Она глядит на меня. Ростом я поравнялся с ней; лиц друг друга нам не видно; лишь очерчена голова ее с неровной стрижкой (точно она и в зеркало не глядя себя стригла) и шея, с того Рождества похудевшая и загрубелая, как ее руки.
— Не хочу трогать пса[27], — произнесла Друзилла.
— Какого пса? — сказал я. — Собаки здесь не видно.
— Да. Он утихомирился, — сказала Друзилла. — Теперь не тревожит больше. Нужно время от времени лишь показать ему палку. — Глядит на меня. — А зачем теперь спать? Теперь, когда столько всего происходит и так много можно увидать. Раньше ведь жить было скучно. Нудно было. Живешь, бывало, в том же доме, где и родитель родился и где с дочерьми и сыновьями вынянченных неграми родителей возятся и нянчатся дочери и сыновья все тех же негров; затем вырастаешь, влюбляешься в приемлемого жениха и должным образом выходишь замуж за него в том же, возможно, платье свадебном, в котором мать венчалась, и такое ж точно серебро столовое тебе дарят, что ей; и затем, угнездясь на всю жизнь, принимаешься рожать, кормить, купать и одевать детей, пока тоже не вырастут; а там тебя с мужем, тихо усопших, хоронят в том же месте летним каким-нибудь предвечерьем и отправляются ужинать. Глупо ведь. А теперь — сам посуди, — теперь иначе; теперь славно; не надо беспокоиться о доме — он сожжен, о серебре — оно унесено; не надо беспокоиться о неграх — они бродят всю ночь по дорогам, ищут, где бы утопиться в самозваном Иордане; и не надо беспокоиться рожать, купать, кормить, перепеленывать, потому что ускакали женихи и полегли в славных сраженьях; и не надо даже в одиночку спать, можно не спать вовсе; требуется только иногда погрозить псу палкой и сказать: «Благодаренье Богу, все отнявшему». Понимаешь? Ну, вот и прошли негры. Давай-ка ложись иди — утром раненько выедем. Пока пробьемся через их скопление, много времени уйдет.

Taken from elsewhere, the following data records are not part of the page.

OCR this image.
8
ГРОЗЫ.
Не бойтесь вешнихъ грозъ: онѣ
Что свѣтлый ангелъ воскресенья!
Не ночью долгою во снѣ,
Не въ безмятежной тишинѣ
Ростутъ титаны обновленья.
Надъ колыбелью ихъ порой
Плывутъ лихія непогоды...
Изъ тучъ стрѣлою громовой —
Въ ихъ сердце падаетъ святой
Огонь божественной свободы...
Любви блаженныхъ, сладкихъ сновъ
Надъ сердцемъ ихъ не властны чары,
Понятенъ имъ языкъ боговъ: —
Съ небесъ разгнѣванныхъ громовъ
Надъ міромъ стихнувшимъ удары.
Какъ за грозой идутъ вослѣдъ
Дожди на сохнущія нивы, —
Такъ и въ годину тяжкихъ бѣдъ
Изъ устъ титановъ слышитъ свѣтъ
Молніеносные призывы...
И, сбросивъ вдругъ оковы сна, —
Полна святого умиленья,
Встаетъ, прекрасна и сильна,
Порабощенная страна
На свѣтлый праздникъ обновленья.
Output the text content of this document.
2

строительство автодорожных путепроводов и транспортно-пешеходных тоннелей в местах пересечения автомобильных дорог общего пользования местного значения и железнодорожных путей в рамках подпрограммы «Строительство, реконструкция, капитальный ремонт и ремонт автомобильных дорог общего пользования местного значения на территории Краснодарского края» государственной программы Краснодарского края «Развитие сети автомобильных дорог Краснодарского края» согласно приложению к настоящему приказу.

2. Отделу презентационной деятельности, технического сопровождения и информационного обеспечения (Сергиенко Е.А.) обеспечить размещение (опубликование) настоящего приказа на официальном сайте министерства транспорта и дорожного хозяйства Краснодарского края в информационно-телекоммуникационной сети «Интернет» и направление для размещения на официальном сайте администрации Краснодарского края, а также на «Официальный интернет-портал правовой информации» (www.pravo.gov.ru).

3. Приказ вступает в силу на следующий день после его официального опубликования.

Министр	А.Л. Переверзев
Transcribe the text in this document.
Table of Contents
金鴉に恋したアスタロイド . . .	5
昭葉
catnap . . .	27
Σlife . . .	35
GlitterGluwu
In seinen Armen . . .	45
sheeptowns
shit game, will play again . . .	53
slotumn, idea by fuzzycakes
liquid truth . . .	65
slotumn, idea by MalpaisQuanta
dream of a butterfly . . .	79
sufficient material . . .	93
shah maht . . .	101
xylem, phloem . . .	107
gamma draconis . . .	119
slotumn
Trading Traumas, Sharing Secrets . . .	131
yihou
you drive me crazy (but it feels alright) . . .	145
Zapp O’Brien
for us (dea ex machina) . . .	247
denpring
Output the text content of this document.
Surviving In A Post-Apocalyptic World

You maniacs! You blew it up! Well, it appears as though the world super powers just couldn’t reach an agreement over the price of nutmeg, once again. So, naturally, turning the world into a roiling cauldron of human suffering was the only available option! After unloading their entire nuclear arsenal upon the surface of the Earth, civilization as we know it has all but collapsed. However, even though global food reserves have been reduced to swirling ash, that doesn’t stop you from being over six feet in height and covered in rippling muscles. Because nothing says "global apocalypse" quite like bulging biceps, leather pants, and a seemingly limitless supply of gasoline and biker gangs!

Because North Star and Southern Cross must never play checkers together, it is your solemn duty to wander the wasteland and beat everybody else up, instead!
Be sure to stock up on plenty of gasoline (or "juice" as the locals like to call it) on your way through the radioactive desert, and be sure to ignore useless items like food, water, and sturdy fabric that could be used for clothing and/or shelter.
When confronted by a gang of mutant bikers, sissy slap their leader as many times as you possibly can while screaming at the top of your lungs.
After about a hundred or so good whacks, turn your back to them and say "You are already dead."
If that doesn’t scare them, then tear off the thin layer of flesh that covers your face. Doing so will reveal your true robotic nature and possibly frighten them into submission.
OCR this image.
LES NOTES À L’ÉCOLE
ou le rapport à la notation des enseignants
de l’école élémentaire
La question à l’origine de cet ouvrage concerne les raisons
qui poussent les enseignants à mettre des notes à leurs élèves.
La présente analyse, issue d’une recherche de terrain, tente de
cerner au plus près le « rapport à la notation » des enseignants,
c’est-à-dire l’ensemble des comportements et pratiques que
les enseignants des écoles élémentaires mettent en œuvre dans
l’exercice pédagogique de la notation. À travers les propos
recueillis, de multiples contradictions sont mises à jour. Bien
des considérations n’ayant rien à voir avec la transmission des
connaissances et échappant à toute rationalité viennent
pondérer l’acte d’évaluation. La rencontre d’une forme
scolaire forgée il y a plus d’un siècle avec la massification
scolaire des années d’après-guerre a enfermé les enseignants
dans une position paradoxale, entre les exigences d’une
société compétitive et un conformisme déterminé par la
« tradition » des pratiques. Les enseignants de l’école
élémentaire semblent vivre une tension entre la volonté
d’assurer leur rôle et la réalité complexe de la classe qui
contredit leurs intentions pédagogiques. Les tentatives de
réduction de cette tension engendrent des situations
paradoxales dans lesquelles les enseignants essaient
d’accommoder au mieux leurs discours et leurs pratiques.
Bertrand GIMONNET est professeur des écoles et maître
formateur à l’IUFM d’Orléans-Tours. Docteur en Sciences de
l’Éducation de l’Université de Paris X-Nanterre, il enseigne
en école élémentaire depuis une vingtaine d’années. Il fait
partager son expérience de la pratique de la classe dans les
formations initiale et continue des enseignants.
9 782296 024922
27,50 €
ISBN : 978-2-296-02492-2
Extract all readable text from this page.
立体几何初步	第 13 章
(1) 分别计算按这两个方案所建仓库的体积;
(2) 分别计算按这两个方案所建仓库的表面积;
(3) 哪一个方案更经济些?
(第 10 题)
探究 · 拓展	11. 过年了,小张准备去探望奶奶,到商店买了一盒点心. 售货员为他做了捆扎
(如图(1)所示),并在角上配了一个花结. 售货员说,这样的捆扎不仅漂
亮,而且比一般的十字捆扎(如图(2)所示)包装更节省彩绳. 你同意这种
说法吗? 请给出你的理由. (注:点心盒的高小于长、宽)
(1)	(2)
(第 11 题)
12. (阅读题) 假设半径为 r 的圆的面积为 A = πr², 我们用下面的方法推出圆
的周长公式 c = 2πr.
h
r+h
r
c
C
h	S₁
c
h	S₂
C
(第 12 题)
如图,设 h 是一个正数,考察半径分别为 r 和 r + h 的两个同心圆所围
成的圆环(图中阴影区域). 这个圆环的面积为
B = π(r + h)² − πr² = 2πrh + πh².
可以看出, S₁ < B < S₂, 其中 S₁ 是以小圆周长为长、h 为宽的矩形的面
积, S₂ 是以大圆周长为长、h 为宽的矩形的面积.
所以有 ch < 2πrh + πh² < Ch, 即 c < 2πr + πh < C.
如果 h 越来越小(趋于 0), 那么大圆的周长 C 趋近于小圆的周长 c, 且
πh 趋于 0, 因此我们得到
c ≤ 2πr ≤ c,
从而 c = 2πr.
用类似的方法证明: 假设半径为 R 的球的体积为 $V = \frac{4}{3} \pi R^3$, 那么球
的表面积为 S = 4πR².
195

— А ты не идешь в дом? — спросил я.
— Нет еще, — ответила она. Но я стоял, не уходил.
Она положила мне на плечо руку.
— Послушай, — сказала она. — Когда вернешься домой, когда увидишь дядю Джона, попроси его, чтобы взял меня в свой эскадрон. Скажи ему, я умею верхом ездить и, возможно, выучусь стрелять. Скажешь?
— Да, — ответил я. — И что не боишься, скажу.
— А разве не боюсь я? — произнесла она. — Не думала как-то об этом. Да и все равно. Просто скажи, что я умею ездить и не устаю. — Рука ее на моем плече, худенькая, жесткая. — Сделай это для меня, Баярд. Попроси, пусть возьмет.
— Хорошо, — сказал я. И затем: — Я верю, он возьмет.
— Ия верю, возьмет, — сказала она. — А сейчас иди ложись. Спокойной ночи.
Я вернулся на тюфяк и в сон; снова Денни тряс меня, подымая; к восходу солнца мы уже опять были на дороге, и Друзилла ехала на Боболинке рядом с повозкой. Но недолго нам пришлось свободно двигаться.